L’Oiseau de Prométhée, mise en scène de Camille Trouvé et Brice Berthouda
La compagnie Les Anges au Plafond mêle une fois de plus théâtre et politique: après la désobéissance civile dans Une Antigone de papier, après la lutte pour les droits civiques dans White Dog (voir Le Théâtre du Blog), les metteurs en scène et marionnettistes nous plongent ici dans la crise économique grecque de 2010 à 2018 , avec quatre copains, garçons et filles qui se retrouvent dans un restaurant d’Athènes des années plus tard. Ex-activistes, ils se remémorent aujourd’hui les événements marquants de leur jeunesse.
Mais ils ne sont pas seuls à la table. Apparaissent, sous forme de marionnettes genre Guignols de l’info, les acteurs politiques européens des négociations: Giórgos Papandréou, Christine Lagarde, Michel Sapin, Angela Merkel… Puis, Aléxis Tsipras qui, avec son parti, Syriza affronta la terrible troïka qui dépouilla la Grèce avec les représentants de la Banque Centrale Européenne, du Fond Monétaire International et de la Commission Européenne. Et les Dieux antiques de l’Olympe veillent encore sur les hommes. Ces marionnettes géantes ont été convoquées par l’oiseau de Prométhée, un gros volatile qui s’agite en haut de la scène et assure narration et commentaires.
Pour ce projet grand format, Camille Trouvé et Brice Berthoud, une fois n’est pas coutume, ne sont pas sur scène. Ils ont écrit la pièce avec Christos Chryssopoulos, un auteur grec, et confié à des manipulateurs, les marionnettes, de taille et facture contrastées, selon qu’elles figurent humains ou immortels. Le compositeur présent au plateau rythme avec bonheur les différentes séquences d’une musiqueélectro-acoustique mâtinée de rebetiko.
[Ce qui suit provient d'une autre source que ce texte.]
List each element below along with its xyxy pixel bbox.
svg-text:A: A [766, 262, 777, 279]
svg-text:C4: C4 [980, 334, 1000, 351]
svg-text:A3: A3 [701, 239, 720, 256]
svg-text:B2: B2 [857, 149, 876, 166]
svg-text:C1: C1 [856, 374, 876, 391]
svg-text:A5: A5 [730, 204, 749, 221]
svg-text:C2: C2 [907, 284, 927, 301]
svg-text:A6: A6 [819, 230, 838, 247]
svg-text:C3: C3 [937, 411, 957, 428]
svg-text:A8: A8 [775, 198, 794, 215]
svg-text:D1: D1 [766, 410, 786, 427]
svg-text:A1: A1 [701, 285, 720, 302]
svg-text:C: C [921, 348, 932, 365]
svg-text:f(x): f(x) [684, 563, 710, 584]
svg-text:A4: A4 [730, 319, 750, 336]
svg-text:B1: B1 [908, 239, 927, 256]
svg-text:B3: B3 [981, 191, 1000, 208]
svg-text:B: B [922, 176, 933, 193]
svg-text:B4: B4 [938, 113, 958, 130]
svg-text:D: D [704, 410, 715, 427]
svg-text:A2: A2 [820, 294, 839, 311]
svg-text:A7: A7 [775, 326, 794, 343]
Ces fils conducteurs s’entrecroisent, et alternent règlements de compte entre les quatre amis, démêlés de la réal-politique, et ceux de la mythologie. Cette narration complexe n’est pas toujours lisible, et la forme vient parfois brouiller le fond. Le champ politique nous apparaît clairement, bien mené et documenté mais s’accorde mal à l’univers des dieux. Le funambule qui traverse le plateau, symbolisant l’équilibre précaire des négociations, apporte peu d’éclaircissements, comme à la fin, l’apparition de Dionysos… On se perd dans les trajectoires multiples de cet Oiseau de Prométhée, même si l’on retrouve avec plaisir le savoir-faire et l’esthétique des Anges au Plafond dont les fondateurs ont été nommés en 2021 à la tête du Centre Dramatique National de Normandie -Rouen.
Mireille Davidovici
Les 3 et 4 avril, Le Sablier-Centre National de la marionnette, en collaboration avec la Comédie de Caen-Centre Dramatique National, (Calvados). Avec l’aide de SPRING-Festival des nouvelles formes de cirque en Normandie.